Titel: Ueber die Unterscheidungsmerkmale des leinenen Hand- und Maschinengarns.
Autor: Anonymus
Fundstelle: 1854, Band 131/Miszelle 8 (S. 466–467)
URL: http://dingler.culture.hu-berlin.de/article/pj131/mi131mi06_8

Ueber die Unterscheidungsmerkmale des leinenen Hand- und Maschinengarns.

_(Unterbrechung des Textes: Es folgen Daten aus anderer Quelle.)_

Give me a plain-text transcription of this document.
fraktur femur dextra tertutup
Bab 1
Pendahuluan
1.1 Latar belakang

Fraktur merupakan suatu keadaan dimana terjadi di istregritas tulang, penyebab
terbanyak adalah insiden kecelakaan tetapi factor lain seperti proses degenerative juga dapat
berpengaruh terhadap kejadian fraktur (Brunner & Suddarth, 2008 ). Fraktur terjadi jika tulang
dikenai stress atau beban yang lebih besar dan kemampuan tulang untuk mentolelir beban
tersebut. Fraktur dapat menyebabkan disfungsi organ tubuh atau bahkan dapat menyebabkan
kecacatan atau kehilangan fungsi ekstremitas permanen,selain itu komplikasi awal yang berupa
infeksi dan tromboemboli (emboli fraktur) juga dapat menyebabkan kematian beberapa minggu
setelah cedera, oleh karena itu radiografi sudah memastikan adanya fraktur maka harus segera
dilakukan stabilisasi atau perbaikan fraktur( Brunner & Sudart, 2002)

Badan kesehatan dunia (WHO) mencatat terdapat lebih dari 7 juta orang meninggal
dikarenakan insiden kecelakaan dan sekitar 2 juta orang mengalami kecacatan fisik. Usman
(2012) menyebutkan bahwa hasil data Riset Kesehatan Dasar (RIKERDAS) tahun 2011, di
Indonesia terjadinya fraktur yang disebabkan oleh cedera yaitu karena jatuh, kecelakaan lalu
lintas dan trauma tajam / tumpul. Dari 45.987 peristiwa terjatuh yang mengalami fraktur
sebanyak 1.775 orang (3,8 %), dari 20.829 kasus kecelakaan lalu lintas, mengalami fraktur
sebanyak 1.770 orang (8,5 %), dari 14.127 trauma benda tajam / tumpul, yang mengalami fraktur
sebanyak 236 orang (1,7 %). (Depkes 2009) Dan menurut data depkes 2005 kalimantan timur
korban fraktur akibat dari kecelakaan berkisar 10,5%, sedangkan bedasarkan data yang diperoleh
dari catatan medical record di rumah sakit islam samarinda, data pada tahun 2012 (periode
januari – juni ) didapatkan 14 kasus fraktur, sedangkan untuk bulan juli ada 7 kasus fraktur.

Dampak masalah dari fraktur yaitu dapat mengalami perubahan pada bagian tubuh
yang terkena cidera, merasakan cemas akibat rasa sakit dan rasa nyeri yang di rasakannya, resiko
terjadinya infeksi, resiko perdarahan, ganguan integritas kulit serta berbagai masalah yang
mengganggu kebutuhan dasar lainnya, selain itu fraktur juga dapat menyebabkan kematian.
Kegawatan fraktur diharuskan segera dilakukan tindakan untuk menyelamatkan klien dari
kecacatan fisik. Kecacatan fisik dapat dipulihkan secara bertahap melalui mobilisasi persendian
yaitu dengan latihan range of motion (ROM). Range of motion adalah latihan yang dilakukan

Hierüber hat eine von der Handelskammer in Prag niedergesetzte (Kommission ein Gutachten aus Anlaß der Bestimmungen des Handelsvertrags mit Oesterreich, worin für Handgarne besondere Begünstigungen verabredet sind, abgegeben, dem wir Folgendes entnehmen:

Das Handgarn hat eine Eigenthümlichkeit, welche beim Maschinengarne nicht angetroffen wird, es fühlt sich fetter, klebriger und doch glatter an als dieses; der Faden ist auch elastischer und läuft nicht zusammengerollt, was seinen Grund darin hat, daß der Flachs beim Handspinnen nur genetzt und zum Faden gedreht wird, weßhalb die auf diese Art gegebene Anfeuchtung bald in sich selbst vertrocknet und daher der Faden schlank fortläuft, während bei Maschinengarnen, die naß gesponnen werden, das Product erst in geheizte Trockenstuben gebracht werden muß, wo der Faden durch den Einfluß der Wärme sich rollt. Der Faden der Maschinengarne ist durchgehends runder und gleich voll; der Faden der Handgarne hingegen ist spitzer und schärfer, hat eine ungleiche Drehung und ist sowohl von zu dünnen als zu dicken Stellen und von Knötchen nicht frei. Die Hauptunterscheidungsmerkmale liegen aber in der Zusammensetzung des Fadens. Dreht man einen Faden Handgarn auf und zieht ihn langsam auseinander, so gibt er eine lange Flachsfaser, wo hingegen bei Maschinengarn, wenn man den Faden zurückdreht und dann zerreißt, die Flachsfaser kurz und stumpf erscheint. Auch sind die Maschinengarne durchweg rauher als die Handgarne und mit kleinen, selbst bei den vollkommensten Gespinnsten hervorstehenden Härchen versehen Ein weiteres Erkennungszeichen ist die Farbe. Maschinengarne sind meist aus Wasserflachs gesponnen, welcher dem Garne eine hellgraue und egale Farbe verleiht. Zudem ist der Faden reiner und ohne schilfige Theile. Bei Handgarnen, wo die nöthigen guten Vorbereitungen des Urstoffs fehlen, fällt die Farbe des Garns, angenommen auch, es würde hiezu Wasserflachs versponnen, immer ins Bräunliche, Schwärzliche oder Röthliche. Es findet sich bei |467| demselben ein sogenanntes Ineinanderspielen der Farbe, kurz, die Farbe sieht schmutziger aus, und der Faden, besonders bei den ordinären Garnen, ist nie frei von Schilf. Die Farbe beim Handgarne fällt deßhalb so verschieden aus, weil auf dem Spinnrocken nur 1/2 bis 1 Pfd. Flachs, wie er sich eben darbietet, befestigt und versponnen wird, während beim Maschinengarne große Quantitäten von 20 bis 30 Cntr und noch mehr Flachs durcheinander gemengt werden und so schon ein gleichfarbiger Flachs auf die Maschine kommt. Endlich springt auch der auffallende Unterschied in die Augen, daß Handgespinnste in kleinen Döckchen (vier auf einen Strahn), Maschinengespinnst hingegen in großen Strähnen verarbeitet wird. (Austria.)